With the social, psycho-spiritual, and drug-evoked effects of the 1960s and ’70s came a turn on my path to counting myself as a person of faith, which may be how I find hope for our human family right now. Beloved community arose out of the civil rights movement. Dancing for peace came from close encounters with a Sufi community north of San Francisco.
Inspired by the Indian rights movement, some of us banded together, lived simply, close to the land, as we learned about the American genocide of indigenous people. Along with our right reverend rock ’n’ roll pastors, many of us chose to incorporate the idea that “We are stardust/ Billion year old carbon/ We are golden/ Caught in the devil’s bargain/ And we’ve got to get ourselves back to the garden.”

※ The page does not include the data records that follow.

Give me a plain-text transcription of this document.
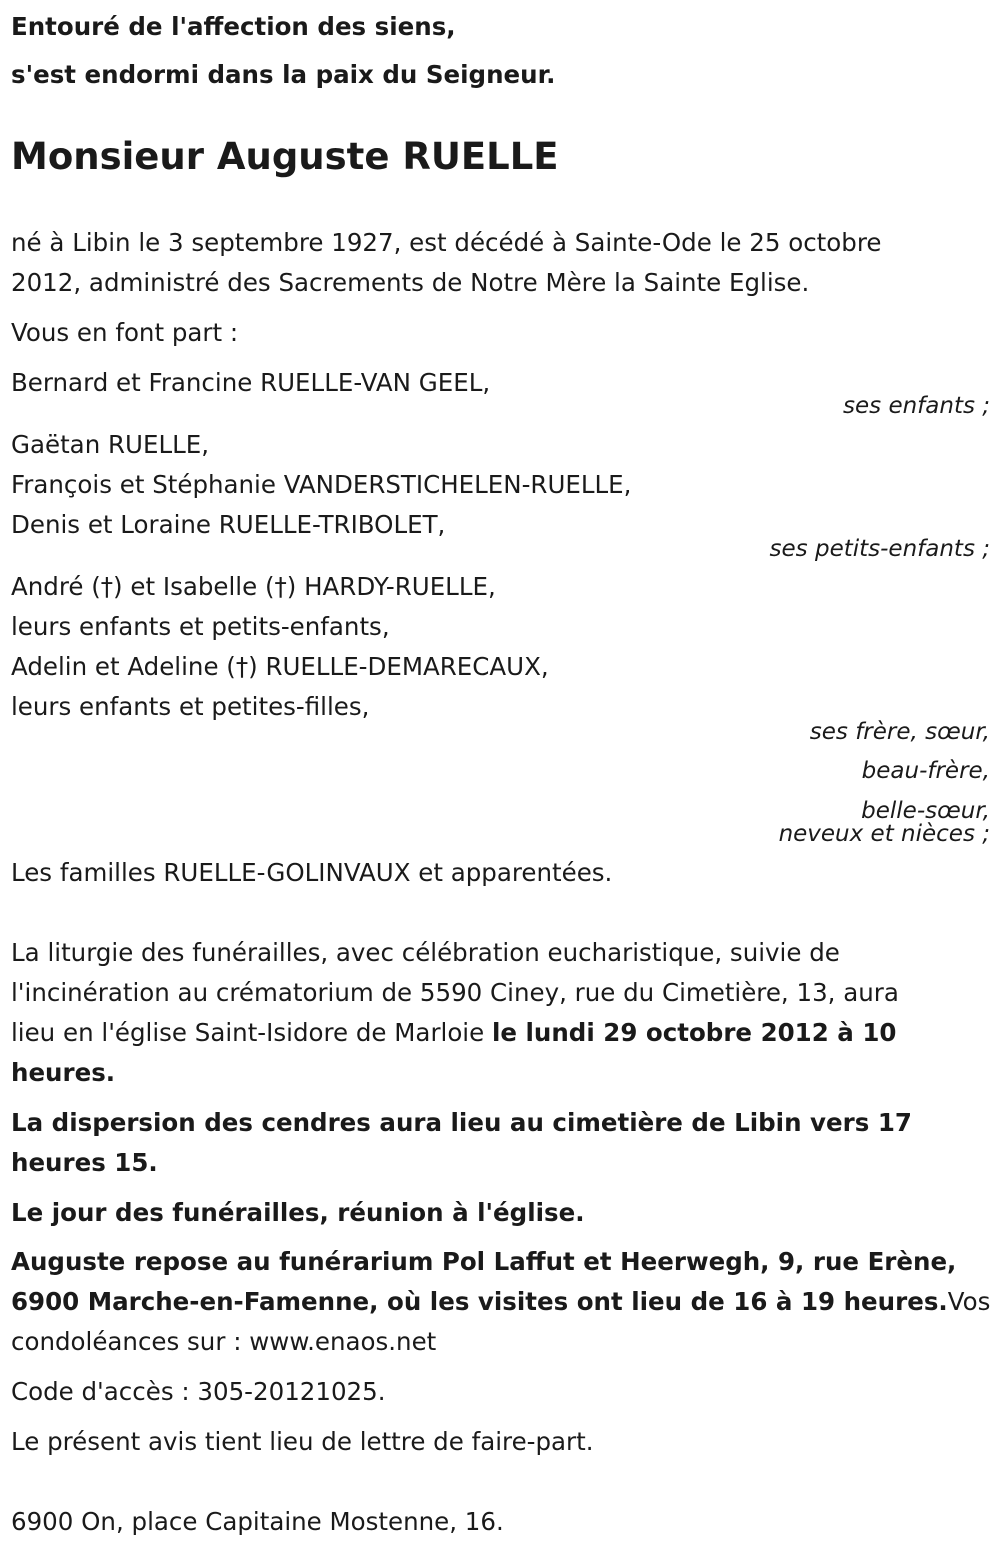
Entouré de l'affection des siens,
s'est endormi dans la paix du Seigneur.
Monsieur Auguste RUELLE
né à Libin le 3 septembre 1927, est décédé à Sainte-Ode le 25 octobre
2012, administré des Sacrements de Notre Mère la Sainte Eglise.
Vous en font part :
Bernard et Francine RUELLE-VAN GEEL,
ses enfants ;
Gaëtan RUELLE,
François et Stéphanie VANDERSTICHELEN-RUELLE,
Denis et Loraine RUELLE-TRIBOLET,
ses petits-enfants ;
André (†) et Isabelle (†) HARDY-RUELLE,
leurs enfants et petits-enfants,
Adelin et Adeline (†) RUELLE-DEMARECAUX,
leurs enfants et petites-filles,
ses frère, sœur,
beau-frère,
belle-sœur,
neveux et nièces ;
Les familles RUELLE-GOLINVAUX et apparentées.
La liturgie des funérailles, avec célébration eucharistique, suivie de
l'incinération au crématorium de 5590 Ciney, rue du Cimetière, 13, aura
lieu en l'église Saint-Isidore de Marloie le lundi 29 octobre 2012 à 10
heures.
La dispersion des cendres aura lieu au cimetière de Libin vers 17
heures 15.
Le jour des funérailles, réunion à l'église.
Auguste repose au funérarium Pol Laffut et Heerwegh, 9, rue Erène,
6900 Marche-en-Famenne, où les visites ont lieu de 16 à 19 heures.Vos
condoléances sur : www.enaos.net
Code d'accès : 305-20121025.
Le présent avis tient lieu de lettre de faire-part.
6900 On, place Capitaine Mostenne, 16.
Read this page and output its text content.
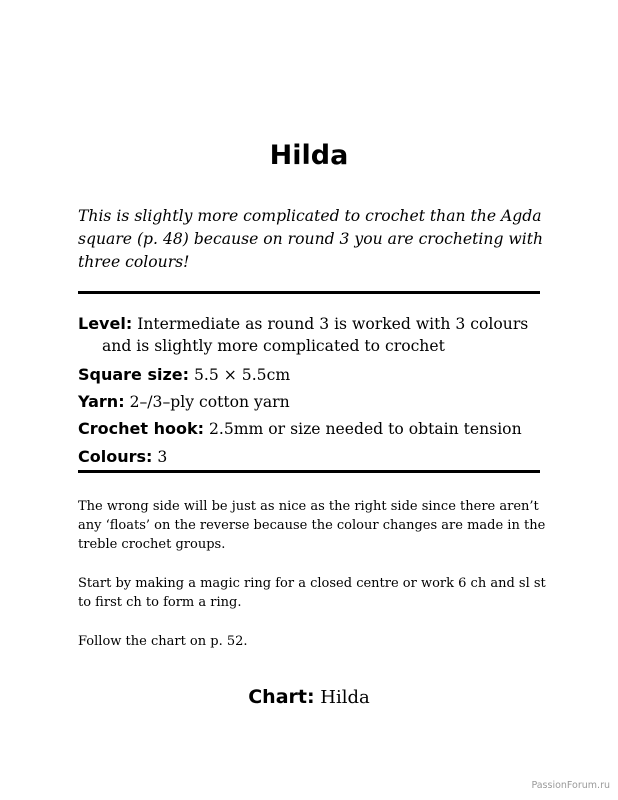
Hilda

This is slightly more complicated to crochet than the Agda square (p. 48) because on round 3 you are crocheting with three colours!

Level: Intermediate as round 3 is worked with 3 colours and is slightly more complicated to crochet

Square size: 5.5 × 5.5cm

Yarn: 2–/3–ply cotton yarn

Crochet hook: 2.5mm or size needed to obtain tension

Colours: 3

The wrong side will be just as nice as the right side since there aren’t any ‘floats’ on the reverse because the colour changes are made in the treble crochet groups.

Start by making a magic ring for a closed centre or work 6 ch and sl st to first ch to form a ring.

Follow the chart on p. 52.

Chart: Hilda

PassionForum.ru
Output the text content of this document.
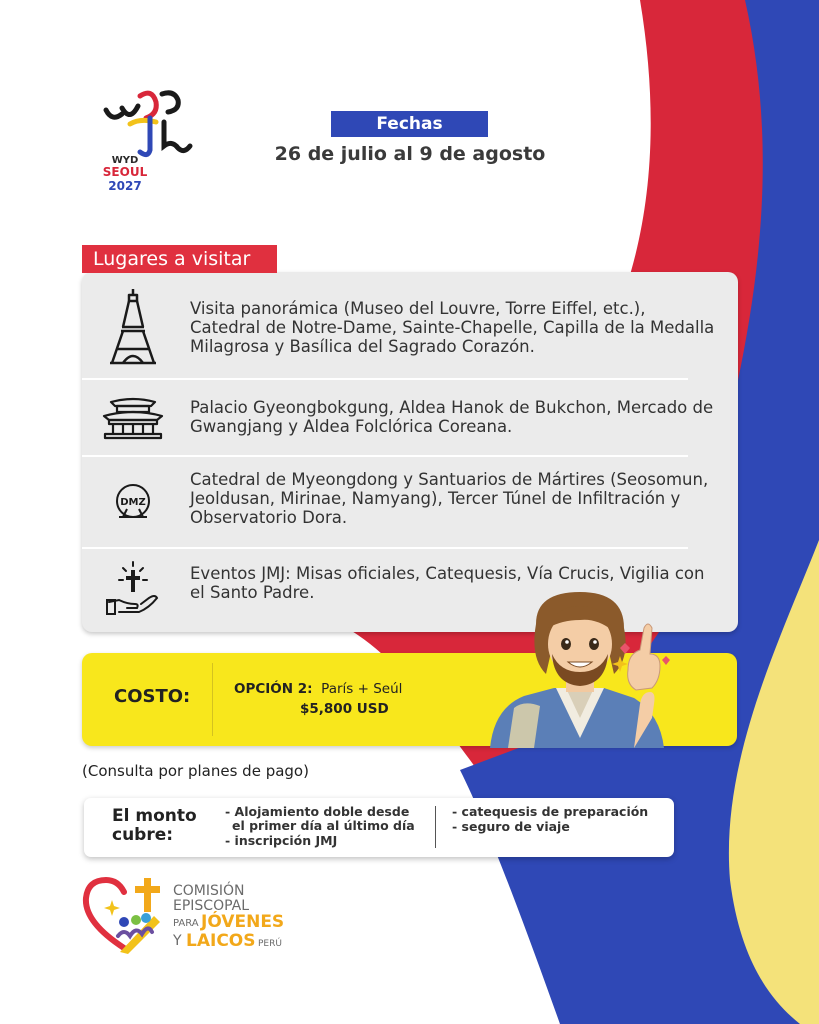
WYD
SEOUL
2027
Fechas
26 de julio al 9 de agosto
Lugares a visitar
Visita panorámica (Museo del Louvre, Torre Eiffel, etc.), Catedral de Notre-Dame, Sainte-Chapelle, Capilla de la Medalla Milagrosa y Basílica del Sagrado Corazón.
Palacio Gyeongbokgung, Aldea Hanok de Bukchon, Mercado de Gwangjang y Aldea Folclórica Coreana.
DMZ
Catedral de Myeongdong y Santuarios de Mártires (Seosomun, Jeoldusan, Mirinae, Namyang), Tercer Túnel de Infiltración y Observatorio Dora.
Eventos JMJ: Misas oficiales, Catequesis, Vía Crucis, Vigilia con el Santo Padre.
COSTO:	OPCIÓN 2: París + Seúl
$5,800 USD
(Consulta por planes de pago)
El monto
cubre:
- Alojamiento doble desde
el primer día al último día
- inscripción JMJ
- catequesis de preparación
- seguro de viaje
COMISIÓN
EPISCOPAL
PARA JÓVENES
Y LAICOS PERÚ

But which garden is that again? The one where sex is the sin for which we need forgiveness? And women are to blame? Maybe not.
“And I feel to be a cog in something turning.”
Today, Bob Dylan writes to us evoking the Deep State in his compelling new 16-minute-long talking blues: “Murder Most Foul.” The media impart stories of a dysfunctional state. How do we make sense of our situation?
Where is hope to be found in these suddenly radically changed and perilous moments of our lives, of this civilization? Is my nontraditional, polydoxy faith able to serve as antidote for suspicious, divisive, and worried feelings among us?
What we see nationwide right now is workers organizing, together addressing safety and justice for each other in ways we’ve not seen in this country perhaps ever. People are attending to something that feels soundly human — empathy and love, and how to grow it in word and deed.
In my Nauset UU Fellowship, hope is found in the bluebirds at the bird feeders, in ways to serve each other, and in grieving together about family, friends, and others in peril, in New York and elsewhere, via Zoom and phone.
With our human capacity for caring, for loving each other so much that it hurts, perhaps relationships maintained or redeveloped via phone and internet have become our best choice for now.
The ability to grieve our losses with others, not to become numb to possibilities of a different society crafted on the other side of all this — that is where hope and faith reside in me these early weeks of spring.